If you are an expat executive working in Great Britain, at some point you will want to know the answers to two questions: When will the laws of England and Wales govern my contract, and when will the English courts have the power to hear my claim?
The first issue is to consider what the applicable law of your contract is. This is often set out in your contract.
Generally, the parties to a contract have the freedom to choose the applicable law, but in reality it is often the employer that chooses. That choice will often be the country’s laws that are most favourable and convenient to them.
The employer’s choice is not the end of the matter though. Employees working in countries that are signatories to the Rome Convention may apply to override the parties’ choice in the contract. There are also situations where local laws cannot be contracted out of because they are enshrined in statute or case law, such as minimum notice rights.

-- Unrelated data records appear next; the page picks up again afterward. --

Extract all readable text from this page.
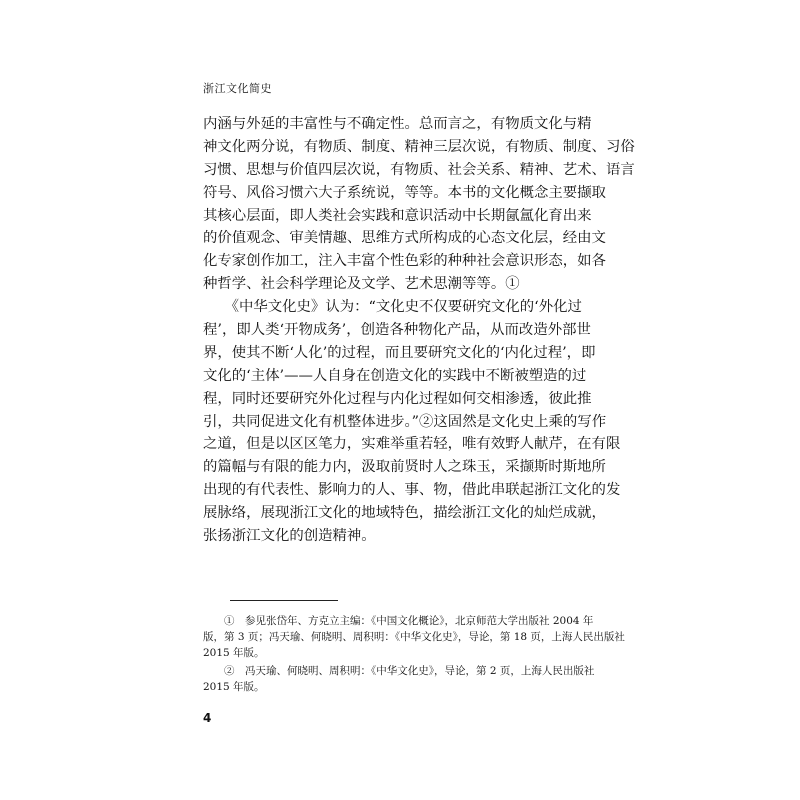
浙江文化简史

内涵与外延的丰富性与不确定性。总而言之，有物质文化与精

神文化两分说，有物质、制度、精神三层次说，有物质、制度、习俗

习惯、思想与价值四层次说，有物质、社会关系、精神、艺术、语言

符号、风俗习惯六大子系统说，等等。本书的文化概念主要撷取

其核心层面，即人类社会实践和意识活动中长期氤氲化育出来

的价值观念、审美情趣、思维方式所构成的心态文化层，经由文

化专家创作加工，注入丰富个性色彩的种种社会意识形态，如各

种哲学、社会科学理论及文学、艺术思潮等等。①

　　《中华文化史》认为：“文化史不仅要研究文化的‘外化过

程’，即人类‘开物成务’，创造各种物化产品，从而改造外部世

界，使其不断‘人化’的过程，而且要研究文化的‘内化过程’，即

文化的‘主体’——人自身在创造文化的实践中不断被塑造的过

程，同时还要研究外化过程与内化过程如何交相渗透，彼此推

引，共同促进文化有机整体进步。”②这固然是文化史上乘的写作

之道，但是以区区笔力，实难举重若轻，唯有效野人献芹，在有限

的篇幅与有限的能力内，汲取前贤时人之珠玉，采撷斯时斯地所

出现的有代表性、影响力的人、事、物，借此串联起浙江文化的发

展脉络，展现浙江文化的地域特色，描绘浙江文化的灿烂成就，

张扬浙江文化的创造精神。

　　①　参见张岱年、方克立主编：《中国文化概论》，北京师范大学出版社 2004 年

版，第 3 页；冯天瑜、何晓明、周积明：《中华文化史》，导论，第 18 页，上海人民出版社

2015 年版。

　　②　冯天瑜、何晓明、周积明：《中华文化史》，导论，第 2 页，上海人民出版社

2015 年版。

4
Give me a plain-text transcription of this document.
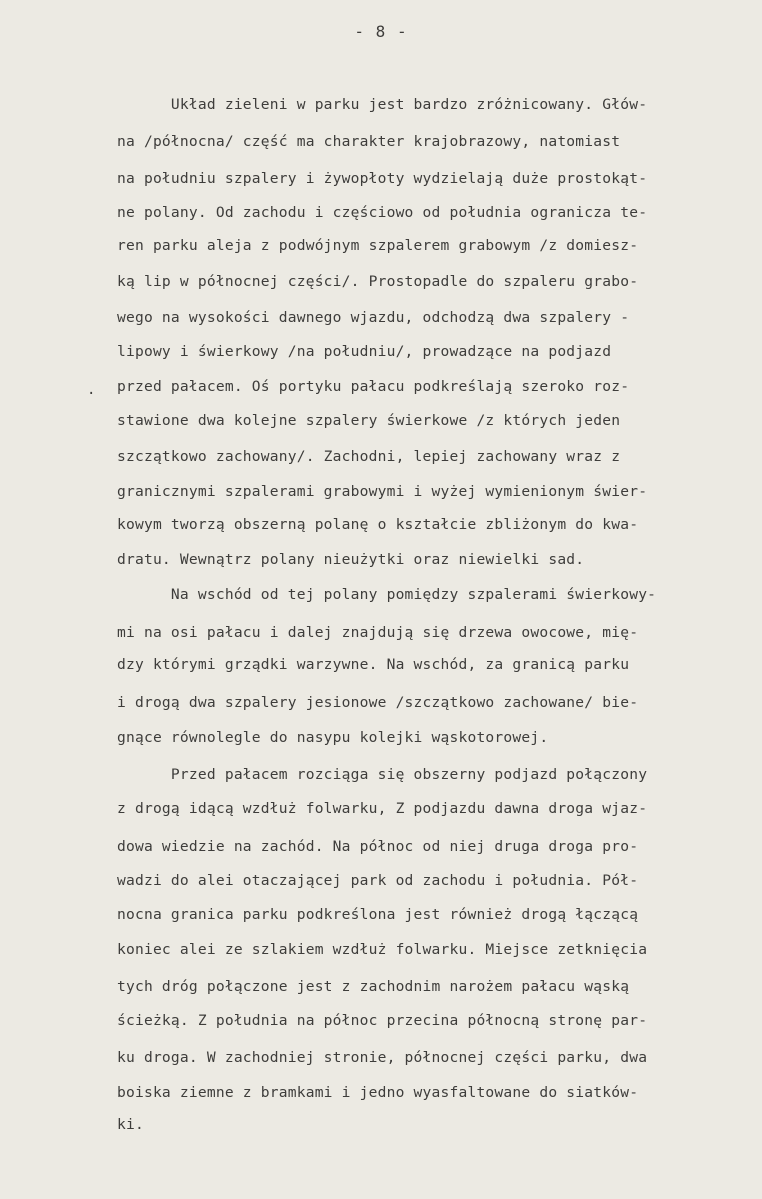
- 8 -
.
Układ zieleni w parku jest bardzo zróżnicowany. Głów-
na /północna/ część ma charakter krajobrazowy, natomiast
na południu szpalery i żywopłoty wydzielają duże prostokąt-
ne polany. Od zachodu i częściowo od południa ogranicza te-
ren parku aleja z podwójnym szpalerem grabowym /z domiesz-
ką lip w północnej części/. Prostopadle do szpaleru grabo-
wego na wysokości dawnego wjazdu, odchodzą dwa szpalery -
lipowy i świerkowy /na południu/, prowadzące na podjazd
przed pałacem. Oś portyku pałacu podkreślają szeroko roz-
stawione dwa kolejne szpalery świerkowe /z których jeden
szczątkowo zachowany/. Zachodni, lepiej zachowany wraz z
granicznymi szpalerami grabowymi i wyżej wymienionym świer-
kowym tworzą obszerną polanę o kształcie zbliżonym do kwa-
dratu. Wewnątrz polany nieużytki oraz niewielki sad.
Na wschód od tej polany pomiędzy szpalerami świerkowy-
mi na osi pałacu i dalej znajdują się drzewa owocowe, mię-
dzy którymi grządki warzywne. Na wschód, za granicą parku
i drogą dwa szpalery jesionowe /szczątkowo zachowane/ bie-
gnące równolegle do nasypu kolejki wąskotorowej.
Przed pałacem rozciąga się obszerny podjazd połączony
z drogą idącą wzdłuż folwarku, Z podjazdu dawna droga wjaz-
dowa wiedzie na zachód. Na północ od niej druga droga pro-
wadzi do alei otaczającej park od zachodu i południa. Pół-
nocna granica parku podkreślona jest również drogą łączącą
koniec alei ze szlakiem wzdłuż folwarku. Miejsce zetknięcia
tych dróg połączone jest z zachodnim narożem pałacu wąską
ścieżką. Z południa na północ przecina północną stronę par-
ku droga. W zachodniej stronie, północnej części parku, dwa
boiska ziemne z bramkami i jedno wyasfaltowane do siatków-
ki.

In the absence of choice by the parties, international laws provide, broadly speaking, that the country with which the contract is most closely connected, shall govern the contract; or the law of the place where the party performing the service has their normal residence.

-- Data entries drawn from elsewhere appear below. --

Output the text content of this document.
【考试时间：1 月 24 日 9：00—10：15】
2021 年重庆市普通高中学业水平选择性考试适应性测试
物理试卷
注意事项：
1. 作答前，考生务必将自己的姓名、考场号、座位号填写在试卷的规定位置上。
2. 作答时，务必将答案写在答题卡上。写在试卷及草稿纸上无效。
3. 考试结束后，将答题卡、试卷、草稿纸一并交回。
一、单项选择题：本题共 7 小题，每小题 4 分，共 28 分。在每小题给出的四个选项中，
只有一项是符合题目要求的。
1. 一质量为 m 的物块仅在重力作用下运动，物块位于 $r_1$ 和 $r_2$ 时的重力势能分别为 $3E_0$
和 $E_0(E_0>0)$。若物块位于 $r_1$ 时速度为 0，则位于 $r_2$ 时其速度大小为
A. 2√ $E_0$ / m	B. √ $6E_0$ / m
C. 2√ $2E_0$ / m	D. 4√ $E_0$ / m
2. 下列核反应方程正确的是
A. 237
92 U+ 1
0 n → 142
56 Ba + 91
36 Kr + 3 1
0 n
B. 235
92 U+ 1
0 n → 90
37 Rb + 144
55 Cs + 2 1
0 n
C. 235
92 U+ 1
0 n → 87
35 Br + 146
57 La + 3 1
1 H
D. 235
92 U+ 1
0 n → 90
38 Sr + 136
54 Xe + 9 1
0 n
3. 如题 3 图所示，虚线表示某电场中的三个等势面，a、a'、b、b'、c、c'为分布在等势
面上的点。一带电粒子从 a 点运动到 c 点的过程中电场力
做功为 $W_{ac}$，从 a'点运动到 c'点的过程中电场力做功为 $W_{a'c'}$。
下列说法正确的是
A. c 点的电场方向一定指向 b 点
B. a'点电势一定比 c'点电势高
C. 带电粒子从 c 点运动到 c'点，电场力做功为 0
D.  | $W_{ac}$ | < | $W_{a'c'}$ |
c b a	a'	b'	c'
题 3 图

The relevant law in play is not the only issue though. The second issue is to consider if the contract can be enforced here (whichever law applies to the contract).

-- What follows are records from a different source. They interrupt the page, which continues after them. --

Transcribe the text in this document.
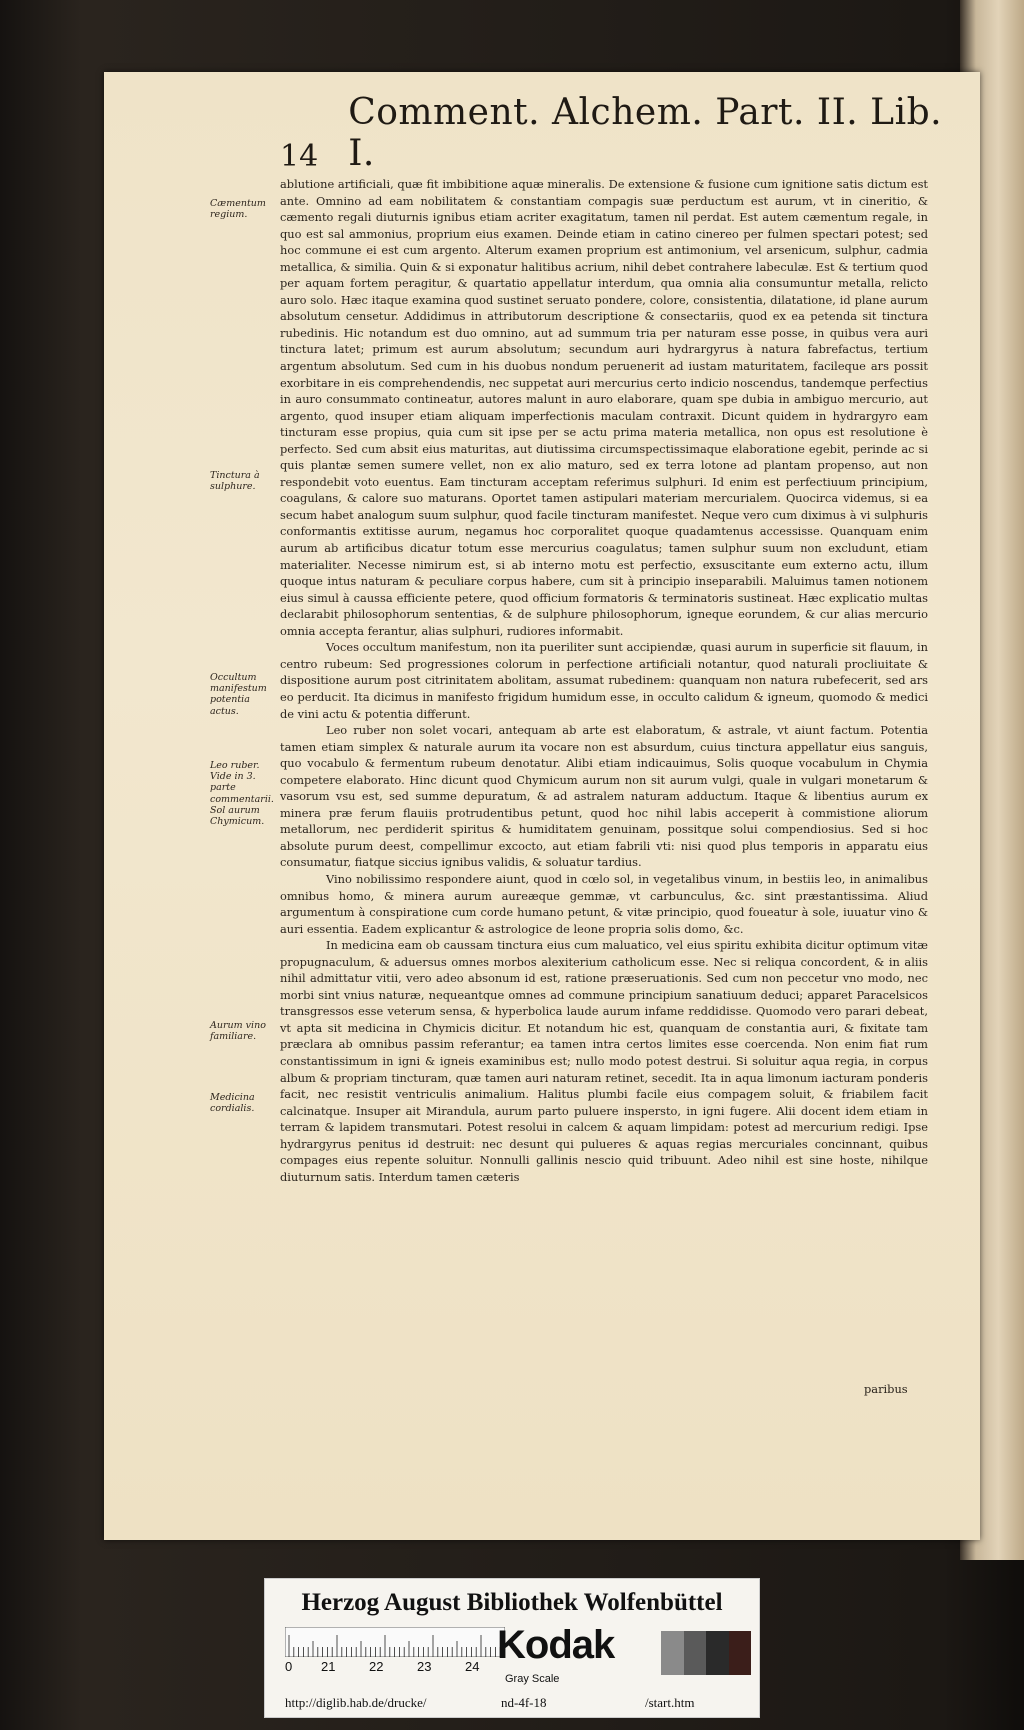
14
Comment. Alchem. Part. II. Lib. I.
Cæmentum regium.
Tinctura à sulphure.
Occultum manifestum potentia actus.
Leo ruber. Vide in 3. parte commentarii. Sol aurum Chymicum.
Aurum vino familiare.
Medicina cordialis.

ablutione artificiali, quæ fit imbibitione aquæ mineralis. De extensione & fusione cum ignitione satis dictum est ante. Omnino ad eam nobilitatem & constantiam compagis suæ perductum est aurum, vt in cineritio, & cæmento regali diuturnis ignibus etiam acriter exagitatum, tamen nil perdat. Est autem cæmentum regale, in quo est sal ammonius, proprium eius examen. Deinde etiam in catino cinereo per fulmen spectari potest; sed hoc commune ei est cum argento. Alterum examen proprium est antimonium, vel arsenicum, sulphur, cadmia metallica, & similia. Quin & si exponatur halitibus acrium, nihil debet contrahere labeculæ. Est & tertium quod per aquam fortem peragitur, & quartatio appellatur interdum, qua omnia alia consumuntur metalla, relicto auro solo. Hæc itaque examina quod sustinet seruato pondere, colore, consistentia, dilatatione, id plane aurum absolutum censetur. Addidimus in attributorum descriptione & consectariis, quod ex ea petenda sit tinctura rubedinis. Hic notandum est duo omnino, aut ad summum tria per naturam esse posse, in quibus vera auri tinctura latet; primum est aurum absolutum; secundum auri hydrargyrus à natura fabrefactus, tertium argentum absolutum. Sed cum in his duobus nondum peruenerit ad iustam maturitatem, facileque ars possit exorbitare in eis comprehendendis, nec suppetat auri mercurius certo indicio noscendus, tandemque perfectius in auro consummato contineatur, autores malunt in auro elaborare, quam spe dubia in ambiguo mercurio, aut argento, quod insuper etiam aliquam imperfectionis maculam contraxit. Dicunt quidem in hydrargyro eam tincturam esse propius, quia cum sit ipse per se actu prima materia metallica, non opus est resolutione è perfecto. Sed cum absit eius maturitas, aut diutissima circumspectissimaque elaboratione egebit, perinde ac si quis plantæ semen sumere vellet, non ex alio maturo, sed ex terra lotone ad plantam propenso, aut non respondebit voto euentus. Eam tincturam acceptam referimus sulphuri. Id enim est perfectiuum principium, coagulans, & calore suo maturans. Oportet tamen astipulari materiam mercurialem. Quocirca videmus, si ea secum habet analogum suum sulphur, quod facile tincturam manifestet. Neque vero cum diximus à vi sulphuris conformantis extitisse aurum, negamus hoc corporalitet quoque quadamtenus accessisse. Quanquam enim aurum ab artificibus dicatur totum esse mercurius coagulatus; tamen sulphur suum non excludunt, etiam materialiter. Necesse nimirum est, si ab interno motu est perfectio, exsuscitante eum externo actu, illum quoque intus naturam & peculiare corpus habere, cum sit à principio inseparabili. Maluimus tamen notionem eius simul à caussa efficiente petere, quod officium formatoris & terminatoris sustineat. Hæc explicatio multas declarabit philosophorum sententias, & de sulphure philosophorum, igneque eorundem, & cur alias mercurio omnia accepta ferantur, alias sulphuri, rudiores informabit.

Voces occultum manifestum, non ita pueriliter sunt accipiendæ, quasi aurum in superficie sit flauum, in centro rubeum: Sed progressiones colorum in perfectione artificiali notantur, quod naturali procliuitate & dispositione aurum post citrinitatem abolitam, assumat rubedinem: quanquam non natura rubefecerit, sed ars eo perducit. Ita dicimus in manifesto frigidum humidum esse, in occulto calidum & igneum, quomodo & medici de vini actu & potentia differunt.

Leo ruber non solet vocari, antequam ab arte est elaboratum, & astrale, vt aiunt factum. Potentia tamen etiam simplex & naturale aurum ita vocare non est absurdum, cuius tinctura appellatur eius sanguis, quo vocabulo & fermentum rubeum denotatur. Alibi etiam indicauimus, Solis quoque vocabulum in Chymia competere elaborato. Hinc dicunt quod Chymicum aurum non sit aurum vulgi, quale in vulgari monetarum & vasorum vsu est, sed summe depuratum, & ad astralem naturam adductum. Itaque & libentius aurum ex minera præ ferum flauiis protrudentibus petunt, quod hoc nihil labis acceperit à commistione aliorum metallorum, nec perdiderit spiritus & humiditatem genuinam, possitque solui compendiosius. Sed si hoc absolute purum deest, compellimur excocto, aut etiam fabrili vti: nisi quod plus temporis in apparatu eius consumatur, fiatque siccius ignibus validis, & soluatur tardius.

Vino nobilissimo respondere aiunt, quod in cœlo sol, in vegetalibus vinum, in bestiis leo, in animalibus omnibus homo, & minera aurum aureæque gemmæ, vt carbunculus, &c. sint præstantissima. Aliud argumentum à conspiratione cum corde humano petunt, & vitæ principio, quod foueatur à sole, iuuatur vino & auri essentia. Eadem explicantur & astrologice de leone propria solis domo, &c.

In medicina eam ob caussam tinctura eius cum maluatico, vel eius spiritu exhibita dicitur optimum vitæ propugnaculum, & aduersus omnes morbos alexiterium catholicum esse. Nec si reliqua concordent, & in aliis nihil admittatur vitii, vero adeo absonum id est, ratione præseruationis. Sed cum non peccetur vno modo, nec morbi sint vnius naturæ, nequeantque omnes ad commune principium sanatiuum deduci; apparet Paracelsicos transgressos esse veterum sensa, & hyperbolica laude aurum infame reddidisse. Quomodo vero parari debeat, vt apta sit medicina in Chymicis dicitur. Et notandum hic est, quanquam de constantia auri, & fixitate tam præclara ab omnibus passim referantur; ea tamen intra certos limites esse coercenda. Non enim fiat rum constantissimum in igni & igneis examinibus est; nullo modo potest destrui. Si soluitur aqua regia, in corpus album & propriam tincturam, quæ tamen auri naturam retinet, secedit. Ita in aqua limonum iacturam ponderis facit, nec resistit ventriculis animalium. Halitus plumbi facile eius compagem soluit, & friabilem facit calcinatque. Insuper ait Mirandula, aurum parto puluere inspersto, in igni fugere. Alii docent idem etiam in terram & lapidem transmutari. Potest resolui in calcem & aquam limpidam: potest ad mercurium redigi. Ipse hydrargyrus penitus id destruit: nec desunt qui pulueres & aquas regias mercuriales concinnant, quibus compages eius repente soluitur. Nonnulli gallinis nescio quid tribuunt. Adeo nihil est sine hoste, nihilque diuturnum satis. Interdum tamen cæteris

paribus
Herzog August Bibliothek Wolfenbüttel
0 21	22	23	24 Kodak
Gray Scale
http://diglib.hab.de/drucke/	nd-4f-18	/start.htm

For example, English law does not need to be the applicable law for the English Courts to have power to rule on a case. In other words, the English Courts can decide on a dispute governed by Russian law, for example. The Brussels Regulation applies where the employer (whatever their nationality) is based in any EU member state.
The Brussels Regulation states that the employee may sue their employer in the English Courts if the employer is “domiciled” (or sufficiently based) there. Generally, an employer who has a branch, agency or other establishment in England, is “domiciled” in England.
For employees in countries outside the EU wishing to bring a claim in Great Britain, the position is more complex and depends on which country they are based in, amongst other factors. In all cases, employees should seek specific advice.
How Can Contract Law Claims Be Brought in England?
In England, a breach of contract claim can be pursued in the High Court, County Court, or an Employment Tribunal. Slightly different titles apply in Scotland, but the rules are broadly similar. A high value breach of contract claim is usually brought in the High Court. The County Court hears lower value contract claims.
There is a 6 year limitation period (from the date of the breach) for a breach of contract claim.
Awards for damages for breach of contract in the Courts are uncapped up to the value of the loss, but in many cases, the amount recoverable will be restricted by the period of your contractual notice. In England, contractual disputes where injunctions are threatened, for example, where your employer tries to enforce a non-compete clause or non solicitation of clients clause, are also usually dealt with in the High Court.
It is important to appreciate that the loser of a Court case will normally pay the winner’s reasonable legal costs. It is likely to take longer to reach a final hearing than it would do at an Employment Tribunal and costs can be significant.
Contract Claims in the Employment Tribunal
The Employment Tribunal is a less formal forum, which permits a claim for a breach of contract to be lodged if it arises on termination of employment. However, an award for breach of contract in the Employment Tribunal is capped at £25,000.
There is also a short limitation period for bringing a Tribunal claim for breach of contract, of three months less one day from the last day of employment. Legal costs of the winning party are also rarely awarded in the Employment Tribunal.